Youssef Rakha writes this week on Arabophile about Ahmad al-Shaiti’s recently released A Hundred Steps from the Revolution.

Al-Shaiti’s memoir, which provides straightforward documentation of the author’s experiences in Midan Tahrir, received a more straightforward summary-review in Ahram Online. Mahmoud al-Wardani writes there:

…[this is] what gives the book its believability and spontaneity as he communicates his personal experience in Tahrir in an autobiographical way, and one that avoids empty words and exaggerated patriotism. The book successfully avoids many pitfalls and has a lot to offer us readers.

Some faint-ish praise from al-Wardani.

But Rakha wants to explore more than just the merits and demerits of al-Shaiti’s 51-page memoir, but also the state (and possibilities) of Arabic nonfiction. He writes:

It is almost a platitude of contemporary Arabic letters to state that, since the Sixties at least, non-fiction has occupied the lowest tier of the genre pyramid. Not only is non-fiction paid attention based solely on what it is about. … Non-fiction is also something writers of fiction and poetry seem to think they can do with their eyes shut.

Rakha clearly wishes that the talented al-Shaiti’s memoir could’ve been more—much more—than a hurried 18-day journal. The work of nonfiction, Rakha says, is “so different from the meticulously crafted prose of [al-Shaiti’s] poem-like very short stories.”

Rakha finds little craft or reflection in A Hundred Steps, and a large number of printer’s errors. “Not that it would improve the book to know, but it is against a backdrop of disrespect for non-fiction that A Hundred Steps was produced.”

His assessment of the state of Arabic nonfiction:

The result – and I am no longer talking about Elshiti – tends to be a muddled amalgam of old-fashioned journalism and quasi-academic pontificating; literary non-fiction, where it truly exists, is presented as fiction, freed from the factual constraints of travel writing or biography even as it continues to rely on (insufficiently researched) fact.

Now, there is plenty that’s good in Arabic fictional-nonfiction: for instance Sonallah Ibrahim’s thoroughly researched Stealth and Mahmoud Darwish’s Journal of an Ordinary Grief.

There is also quality Arabic memoir-qua-memoir—Taha Hussein’s The Days, Mohamed Choukri’s For Bread Alone, Mohamed Makhzangi’s Memories of a Meltdown, Mourid Barghouti’s two memoirs, Safinaz Kazem’s Writing: Visions and Self —but, as Rakha says, authors have generally shied from putting serious effort into book-length works of Arabic nonfiction.

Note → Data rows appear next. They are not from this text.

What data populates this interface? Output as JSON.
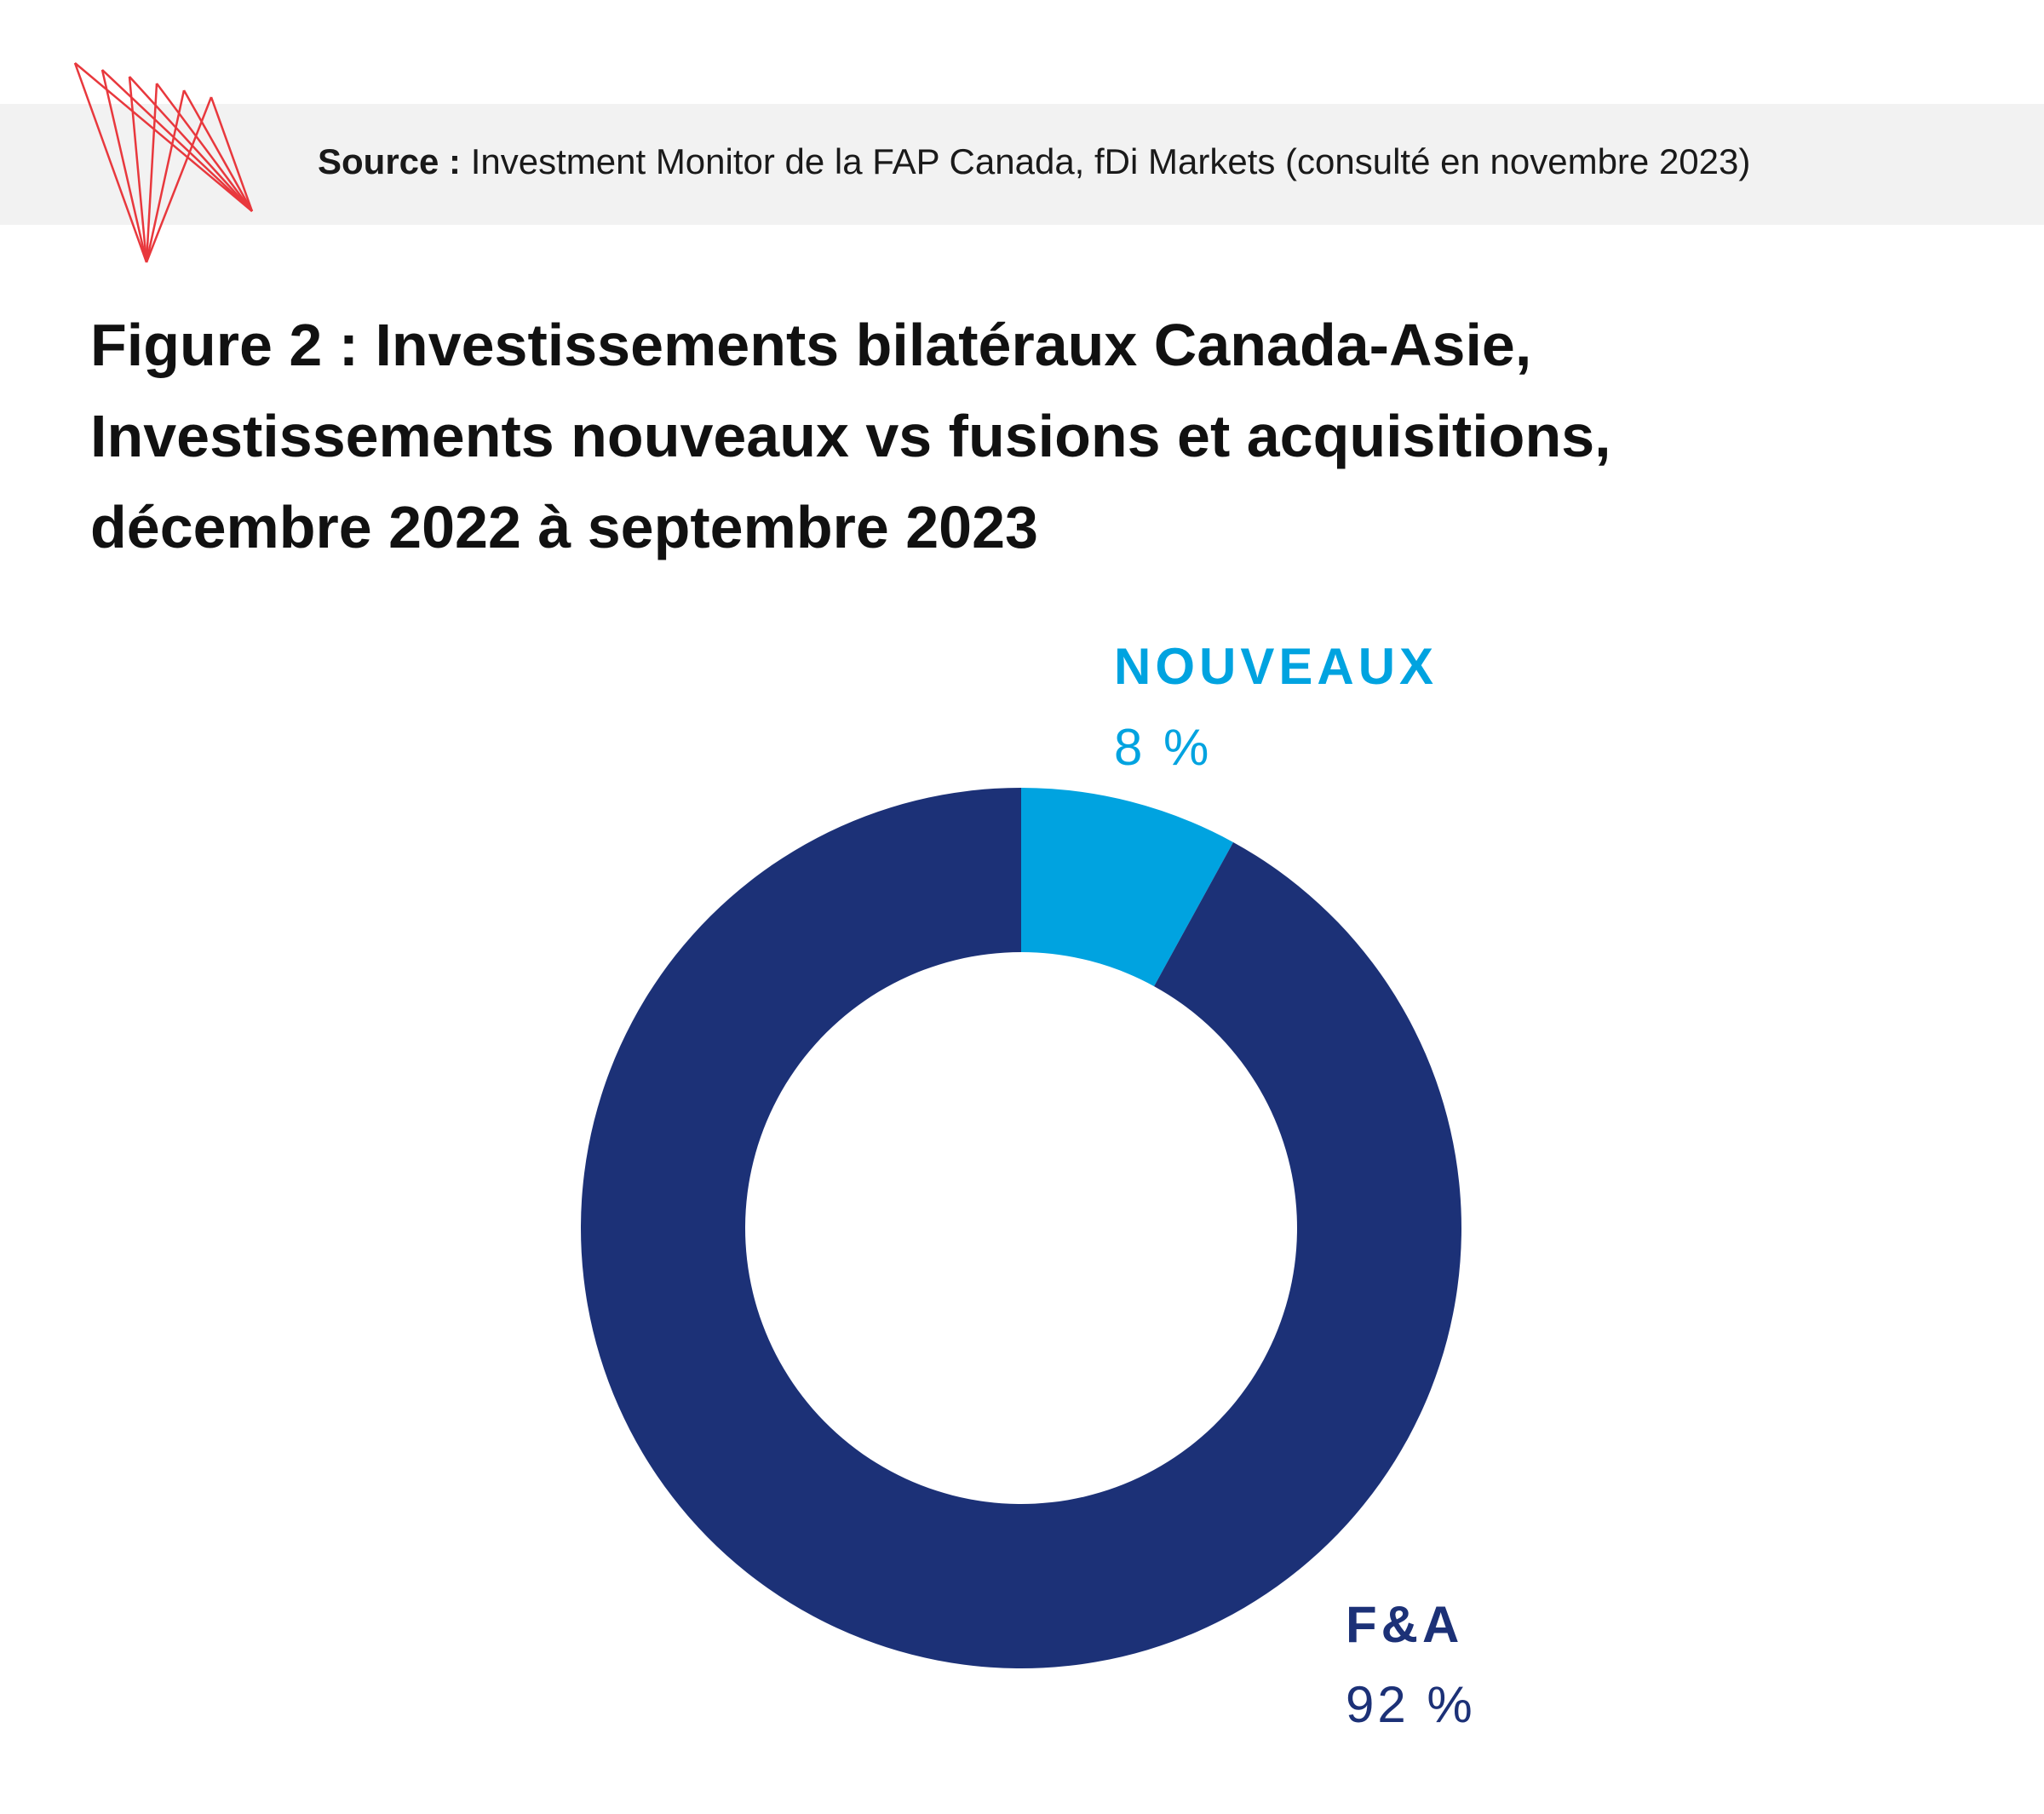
{
  "source": {
    "label": "Source :",
    "text": "Investment Monitor de la FAP Canada, fDi Markets (consulté en novembre 2023)"
  },
  "title_lines": [
    "Figure 2 : Investissements bilatéraux Canada-Asie,",
    "Investissements nouveaux vs fusions et acquisitions,",
    "décembre 2022 à septembre 2023"
  ],
  "colors": {
    "nouveaux": "#00a3e0",
    "fa": "#1c3177",
    "logo": "#e8383d",
    "source_bar": "#f2f2f2"
  },
  "chart_data": {
    "type": "pie",
    "donut": true,
    "slices": [
      {
        "label": "NOUVEAUX",
        "value": 8,
        "value_label": "8 %"
      },
      {
        "label": "F&A",
        "value": 92,
        "value_label": "92 %"
      }
    ]
  }
}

In the Anglo-writing world, there is a strong trend of nonfiction (and reality TV, and “Reality Hunger”). I could give some half-baked sociological analysis of why there’s a relative dearth of Arabic nonfiction (censorship and self-censorship, institutional fear, etc.). But instead I’ll just say that the new era would be a good time to see an explosion of genres: sci fi, futurism, literary journalism, memoir, thrillers, detective stories, romance, YA, biographies, graphic novels, and anything else creative writers can dream up.